On Opinion Polls: General Randomised Sample Head Emptying
Two polls then. These are at quite different points in the range of likelihoods. Which are I think The Great Escape, a minimal Labour hold; The Escape, a hung parliament; The Trial, a minimal Con gain; and The Romp, with Faust the poster boy in complete control. For how long nobody knows. Could we even see the paradox of the better he does, the less good his prospects of maintaining the whip hand?
The ComRes one for The Sunday Mirror shows Cameron already on the ropes basically. 4% worse off than the last of their series. Perhaps the Osborne liability coming home to roost? Perhaps the all-round nastiness of yer Goves and yer Graylings? Of Cameron himself? Perhaps just a case of every poll a maverick poll? But, Hurrah anyway!
The other one is far more interesting in lots of ways, though the arguments below apply to both. The ICM "target seats" poll for Murdoch's Tory-friendly News of the World assumes Labour will lose every seat where 4% swing or under does the business for the Conservatives. And then it looks at the 97 next most vulnerable seats where it's Labour incumbent and Tories insurgent. Swings of 4.1% up to 10% required.
Scary stuff when a 10% swing applies. Someone with a majority of 19.9% (say 11,000 or so) loses by a smidge with a 10% party-to-party swing. Consider Manchester Withington 2005 and you're in the right ballpark.
I'm going to include more or less the full legend from UK Polling Report at this point. Followed by a couple of comments I've made. You can also see this, read other comments and join in HERE:
Reading this, with some inkling of what was likely, I asked:
Where are the numbers polled, level of DK-WS-NV and the methodology for this one? Lack of this hampers evaluation of the importance or not of this. Also any work on squeezability of LDs in these? The old would you rather C or L for this crew could be illuminating. They have 14%. The margin between the real contestants is 3%. Plus it the usual +/- lots margin for error?
Give us the footnotes, or expect us to shrug and say "who knows what if anything that means then"?
UK Polling Reports' Anthony Wells responded promptly:
Chris, they’ll all be on ICM’s website in due course. Basically though –
WNV 10%
Ref 7%
D/K 23%
Which led me to this response. Earning part of my living administering polls I shouldn't perhaps be quite so cynical and questioning:
So, basically we have 600 punters who actually express an opinion in 97 seats meaning an average of 6 and a bit per target constituency? Plus some farming out of the DK-WS-NVs.
There will be serious to very serious over-reporting of voting at all last time as 80-90% is not where we were at turn out wise, plus confusion and mis-remembering of the ones who did actually vote.
3% margin of error and 5-6% of possibly tactical LDs as well? In some seats I think a very large proportion – more than 39% – will actually go tactical. Seems to me these things are a very blunt instrument indeed.

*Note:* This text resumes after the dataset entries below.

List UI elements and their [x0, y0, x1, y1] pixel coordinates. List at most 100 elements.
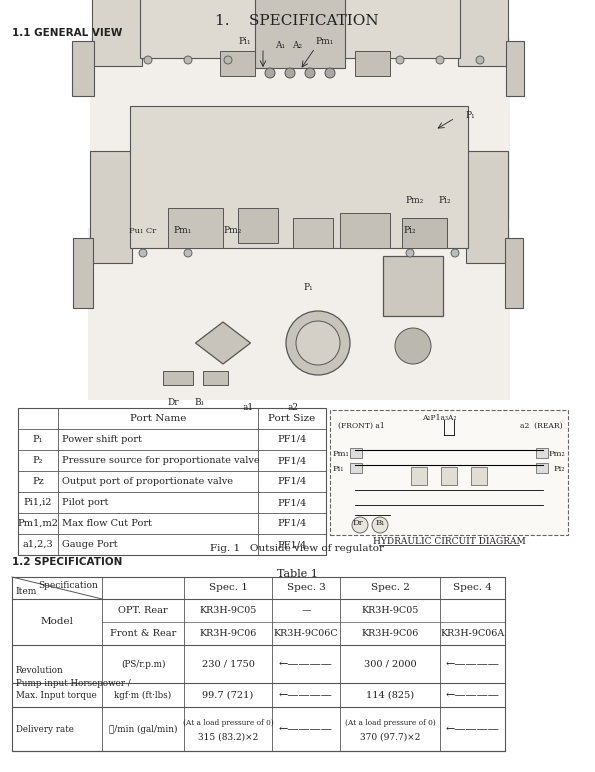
Circle shape	[139, 249, 147, 257]
Text: P₁: P₁	[33, 435, 43, 444]
Text: Port Size: Port Size	[268, 414, 315, 423]
Circle shape	[396, 182, 404, 190]
Text: (At a load pressure of 0): (At a load pressure of 0)	[345, 719, 436, 727]
Text: Delivery rate: Delivery rate	[16, 724, 74, 733]
Circle shape	[372, 517, 388, 533]
Bar	[73, 238, 93, 308]
Text: ℓ/min (gal/min): ℓ/min (gal/min)	[109, 724, 177, 733]
Text: a2  (REAR): a2 (REAR)	[521, 422, 563, 430]
Text: Pi₂: Pi₂	[553, 465, 565, 473]
Bar	[355, 51, 390, 76]
Bar	[340, 213, 390, 248]
Text: ←————: ←————	[279, 659, 333, 669]
Bar	[383, 256, 443, 316]
Bar	[130, 106, 468, 248]
Text: Item: Item	[15, 587, 36, 596]
Text: kgf·m (ft·lbs): kgf·m (ft·lbs)	[114, 690, 171, 699]
Text: Pm₁: Pm₁	[174, 226, 192, 235]
Text: (FRONT) a1: (FRONT) a1	[338, 422, 385, 430]
Text: ←————: ←————	[279, 690, 333, 700]
Text: (PS/r.p.m): (PS/r.p.m)	[121, 659, 165, 669]
Text: KR3H-9C06A: KR3H-9C06A	[440, 629, 505, 638]
Text: Pressure source for proportionate valve: Pressure source for proportionate valve	[62, 456, 259, 465]
Text: Pilot port: Pilot port	[62, 498, 108, 507]
Text: Dr: Dr	[167, 398, 179, 407]
Circle shape	[436, 182, 444, 190]
Circle shape	[396, 56, 404, 64]
Text: P₂: P₂	[33, 456, 43, 465]
Circle shape	[296, 321, 340, 365]
Bar	[505, 238, 523, 308]
Text: 1.2 SPECIFICATION: 1.2 SPECIFICATION	[12, 557, 123, 567]
Text: ←————: ←————	[446, 690, 499, 700]
Text: 300 / 2000: 300 / 2000	[364, 659, 416, 669]
Text: Pi1,i2: Pi1,i2	[24, 498, 52, 507]
Text: KR3H-9C06: KR3H-9C06	[199, 629, 256, 638]
Text: A₂: A₂	[292, 41, 302, 50]
Bar	[90, 38, 510, 220]
Bar	[18, 408, 326, 555]
Text: Pm₁: Pm₁	[316, 37, 334, 46]
Circle shape	[476, 56, 484, 64]
Bar	[536, 463, 548, 473]
Text: KR3H-9C06: KR3H-9C06	[361, 629, 419, 638]
Text: Port Name: Port Name	[130, 414, 186, 423]
Text: OPT. Rear: OPT. Rear	[118, 606, 168, 615]
Circle shape	[144, 56, 152, 64]
Text: Pz: Pz	[32, 477, 44, 486]
Text: 315 (83.2)×2: 315 (83.2)×2	[198, 733, 258, 741]
Text: Revolution: Revolution	[16, 666, 64, 675]
Text: B₁: B₁	[375, 519, 385, 527]
Text: 114 (825): 114 (825)	[366, 690, 414, 699]
Circle shape	[184, 249, 192, 257]
Text: Spec. 3: Spec. 3	[287, 584, 325, 592]
Bar	[402, 218, 447, 248]
Text: Gauge Port: Gauge Port	[62, 540, 118, 549]
Bar	[536, 448, 548, 458]
Text: Pi₁: Pi₁	[333, 465, 345, 473]
Text: Fig. 1   Outside view of regulator: Fig. 1 Outside view of regulator	[210, 544, 384, 553]
Bar	[163, 371, 193, 385]
Text: Pu₁ Cr: Pu₁ Cr	[129, 227, 156, 235]
Text: (At a load pressure of 0): (At a load pressure of 0)	[183, 719, 273, 727]
Text: 99.7 (721): 99.7 (721)	[202, 690, 253, 699]
Text: Table 1: Table 1	[277, 569, 318, 579]
Text: PF1/4: PF1/4	[277, 519, 306, 528]
Text: 1.1 GENERAL VIEW: 1.1 GENERAL VIEW	[12, 28, 123, 38]
Bar	[220, 51, 255, 76]
Text: Spec. 1: Spec. 1	[209, 584, 248, 592]
Circle shape	[305, 68, 315, 78]
Bar	[310, 144, 345, 166]
Text: —: —	[301, 606, 311, 615]
Text: A₁P1a₃A₂: A₁P1a₃A₂	[422, 414, 456, 422]
Text: 230 / 1750: 230 / 1750	[202, 659, 255, 669]
Text: Spec. 4: Spec. 4	[453, 584, 492, 592]
Text: Max flow Cut Port: Max flow Cut Port	[62, 519, 152, 528]
Text: B₁: B₁	[195, 398, 205, 407]
Text: ←————: ←————	[446, 724, 499, 734]
Text: PF1/4: PF1/4	[277, 477, 306, 486]
Circle shape	[476, 182, 484, 190]
Bar	[90, 151, 132, 263]
Circle shape	[352, 517, 368, 533]
Text: Spec. 2: Spec. 2	[371, 584, 409, 592]
Circle shape	[286, 311, 350, 375]
Circle shape	[451, 249, 459, 257]
Text: PF1/4: PF1/4	[277, 435, 306, 444]
Bar	[88, 228, 510, 400]
Text: P₁: P₁	[303, 283, 313, 292]
Text: Pi₂: Pi₂	[439, 196, 452, 205]
Circle shape	[144, 182, 152, 190]
Circle shape	[224, 182, 232, 190]
Circle shape	[224, 56, 232, 64]
Bar	[168, 208, 223, 248]
Text: ←————: ←————	[446, 659, 499, 669]
Circle shape	[406, 249, 414, 257]
Circle shape	[422, 130, 438, 146]
Bar	[238, 208, 278, 243]
Bar	[293, 218, 333, 248]
Bar	[441, 467, 457, 485]
Bar	[140, 0, 460, 58]
Text: Pi₂: Pi₂	[403, 226, 416, 235]
Text: Front & Rear: Front & Rear	[110, 629, 176, 638]
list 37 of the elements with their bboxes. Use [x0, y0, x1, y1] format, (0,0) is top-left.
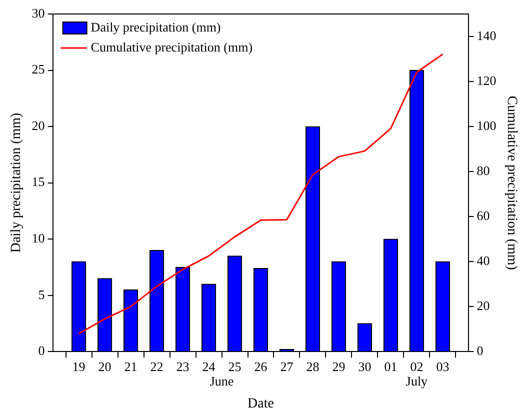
x-tick-label: 03: [436, 358, 450, 374]
x-tick-label: 02: [410, 358, 424, 374]
x-tick-label: 28: [306, 358, 320, 374]
x-tick-label: 23: [176, 358, 190, 374]
y-tick-label: 10: [32, 230, 45, 246]
text: July: [406, 374, 428, 389]
y2-tick-label: 60: [476, 208, 490, 223]
y2-tick-label: 20: [476, 298, 490, 314]
y-axis-title: Daily precipitation (mm): [9, 112, 24, 253]
y2-tick-label: 40: [476, 252, 490, 268]
y-tick-label: 30: [32, 5, 45, 20]
text: June: [210, 374, 234, 389]
y2-tick-label: 80: [476, 162, 490, 178]
x-tick-label: 26: [254, 358, 268, 374]
x-tick-label: 25: [228, 358, 242, 374]
y-tick-label: 0: [38, 343, 45, 358]
y-tick-label: 15: [32, 174, 45, 190]
x-tick-label: 20: [98, 358, 112, 374]
x-tick-label: 24: [202, 358, 216, 374]
y2-tick-label: 100: [476, 118, 496, 133]
x-tick-label: 30: [358, 358, 372, 374]
y-tick-label: 20: [32, 118, 45, 133]
x-axis-title: Date: [248, 396, 274, 412]
x-tick-label: 19: [72, 358, 86, 374]
x-tick-label: 22: [150, 358, 164, 374]
legend-label: Cumulative precipitation (mm): [90, 39, 253, 54]
x-tick-label: 01: [384, 358, 398, 374]
x-tick-label: 21: [124, 358, 138, 374]
y2-tick-label: 120: [476, 72, 496, 88]
y2-tick-label: 0: [476, 343, 484, 358]
y-tick-label: 25: [32, 62, 45, 77]
x-tick-label: 29: [332, 358, 346, 374]
y-tick-label: 5: [38, 286, 45, 302]
legend-label: Daily precipitation (mm): [90, 19, 221, 34]
x-tick-label: 27: [280, 358, 294, 374]
y2-axis-title: Cumulative precipitation (mm): [504, 96, 519, 270]
y2-tick-label: 140: [476, 28, 496, 43]
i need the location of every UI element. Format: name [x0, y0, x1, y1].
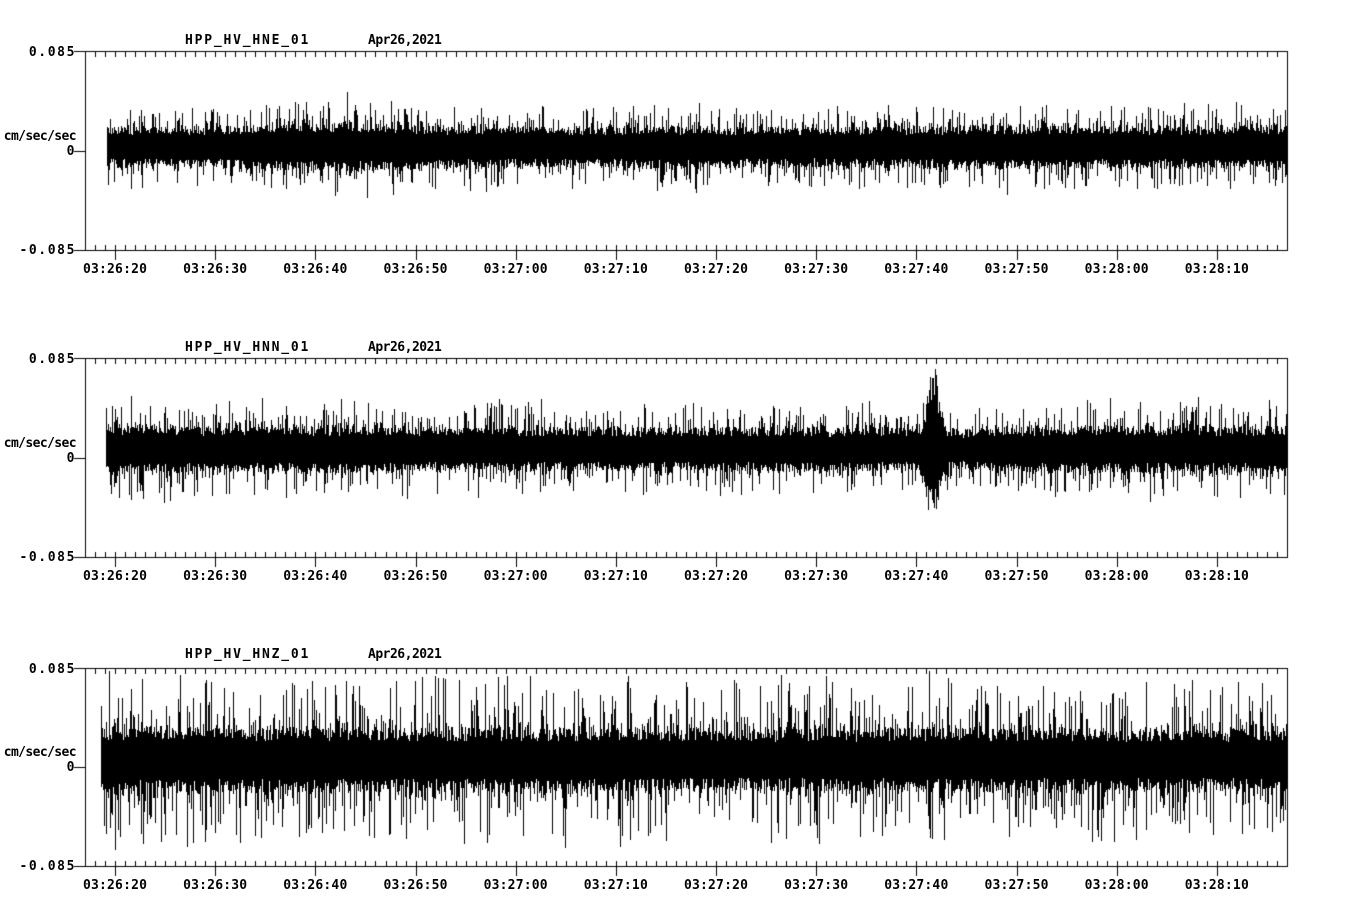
time-label: 03:27:10	[583, 878, 648, 893]
time-label: 03:27:40	[884, 878, 949, 893]
station-id-label: HPP_HV_HNZ_01	[185, 647, 311, 662]
panel-title: HPP_HV_HNE_01 Apr26,2021	[0, 33, 1358, 48]
time-label: 03:27:30	[784, 262, 849, 277]
time-label: 03:27:20	[683, 569, 749, 584]
y-axis-units-label: cm/sec/sec	[3, 745, 77, 760]
time-label: 03:27:30	[784, 878, 849, 893]
date-label: Apr26,2021	[368, 647, 442, 662]
panel-title: HPP_HV_HNN_01 Apr26,2021	[0, 340, 1358, 355]
panel-title: HPP_HV_HNZ_01 Apr26,2021	[0, 647, 1358, 662]
time-label: 03:26:20	[82, 262, 148, 277]
time-label: 03:26:30	[183, 569, 248, 584]
time-label: 03:27:00	[483, 569, 548, 584]
time-label: 03:28:10	[1184, 569, 1249, 584]
time-label: 03:27:50	[984, 878, 1049, 893]
time-label: 03:26:20	[82, 569, 148, 584]
y-axis-min-label: -0.085	[19, 859, 76, 874]
y-axis-min-label: -0.085	[19, 243, 76, 258]
y-axis-zero-label: 0	[66, 144, 76, 159]
date-label: Apr26,2021	[368, 33, 442, 48]
y-axis-zero-label: 0	[66, 451, 76, 466]
y-axis-max-label: 0.085	[28, 662, 76, 677]
time-label: 03:27:40	[884, 262, 949, 277]
date-label: Apr26,2021	[368, 340, 442, 355]
station-id-label: HPP_HV_HNE_01	[185, 33, 311, 48]
time-label: 03:27:30	[784, 569, 849, 584]
time-label: 03:27:00	[483, 262, 548, 277]
time-label: 03:26:40	[283, 878, 348, 893]
time-label: 03:28:10	[1184, 878, 1249, 893]
time-label: 03:28:00	[1084, 878, 1149, 893]
time-label: 03:26:50	[383, 878, 448, 893]
y-axis-units-label: cm/sec/sec	[3, 436, 77, 451]
time-label: 03:26:30	[183, 878, 248, 893]
station-id-label: HPP_HV_HNN_01	[185, 340, 311, 355]
time-label: 03:26:30	[183, 262, 248, 277]
time-label: 03:28:10	[1184, 262, 1249, 277]
time-label: 03:26:50	[383, 262, 448, 277]
time-label: 03:26:40	[283, 262, 348, 277]
y-axis-max-label: 0.085	[28, 352, 76, 367]
time-label: 03:28:00	[1084, 262, 1149, 277]
time-label: 03:27:20	[683, 878, 749, 893]
time-label: 03:27:40	[884, 569, 949, 584]
time-label: 03:27:50	[984, 262, 1049, 277]
time-label: 03:27:20	[683, 262, 749, 277]
y-axis-min-label: -0.085	[19, 550, 76, 565]
y-axis-units-label: cm/sec/sec	[3, 129, 77, 144]
time-label: 03:27:10	[583, 569, 648, 584]
time-label: 03:26:20	[82, 878, 148, 893]
y-axis-zero-label: 0	[66, 760, 76, 775]
time-label: 03:27:00	[483, 878, 548, 893]
time-label: 03:28:00	[1084, 569, 1149, 584]
y-axis-max-label: 0.085	[28, 45, 76, 60]
time-label: 03:27:10	[583, 262, 648, 277]
time-label: 03:26:50	[383, 569, 448, 584]
time-label: 03:27:50	[984, 569, 1049, 584]
time-label: 03:26:40	[283, 569, 348, 584]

Doing quite a bit of phone iD for one of the parties, and face-to-face for one of the majors, not ICM, it beats me why anyone gets too excited by these things. Within the margin of error we have way way lower Tory gains cf ComRes, and we also have landslide territory.
However this has been carried out there’s nowt as queer as folk. Happened to bump into a guy I polled 2 months ago 1 week ago in another context. He had told me v firmly in the interview that if there were a GE tomorrow he would vote for one of the big two. But when I saw him again, outwith an interview context, he was equally firm that he would in fact vote for the third party.
And it wasn’t a change of heart. Just a change in candour.
Polls are an interesting sport of course. Precise. To at least one place of decimals. Yet with a whopping 6% band width. 3% either way. Making a lead from pollster X of 15% OVERLAP in a sense with one from pollster Y saying 10%. Yet one of the leads appears to be fully 50% more than the other! And most journos and politicians scarcely numerate to boot. Never mind the broad population.
But the combination of this apparent precision (with inaccuracy in the small print) with 24/7 mainstream media and the 24/7 clamour bloggers and tweeters, some with very grand ideas of their own importance, the danger is we get a rather meaningless mash of mush. For the poor woman or man in the street the chance for good old-fashioned sheepism is muchly reduced.
If so LOL say GOOD. The electorate have some stark choices to make. It would surely be in every one's best interest if every single elector ignored every opinion poll, ignored every gurning televised focus grouper, ignored every bogacious bar chart and speculative swingometer and squealing headline, made no attempt whatsoever to bet on the national winner, and instead voted in the best way available to them.
To return either a Conservative or a Labour government. In their own interests or in solidarity with those needing the most support from society. A little clue here. This is not those with net estates in the clear blue water zone between some £700,000 and £2 million. And it's not feral hedge fundies either. Or Mum-Ps with no main home and dynasties of unsuitable relations in top jobs.
2 comments:
You clearly must be worried by what will happen in about 100 days to spend so much time an effort on this opinion poll.
In 2005 the poll of marginal seats was very close to what happened in the election.
One of the opinion polls well worth watching
Still looks like it could be quite close.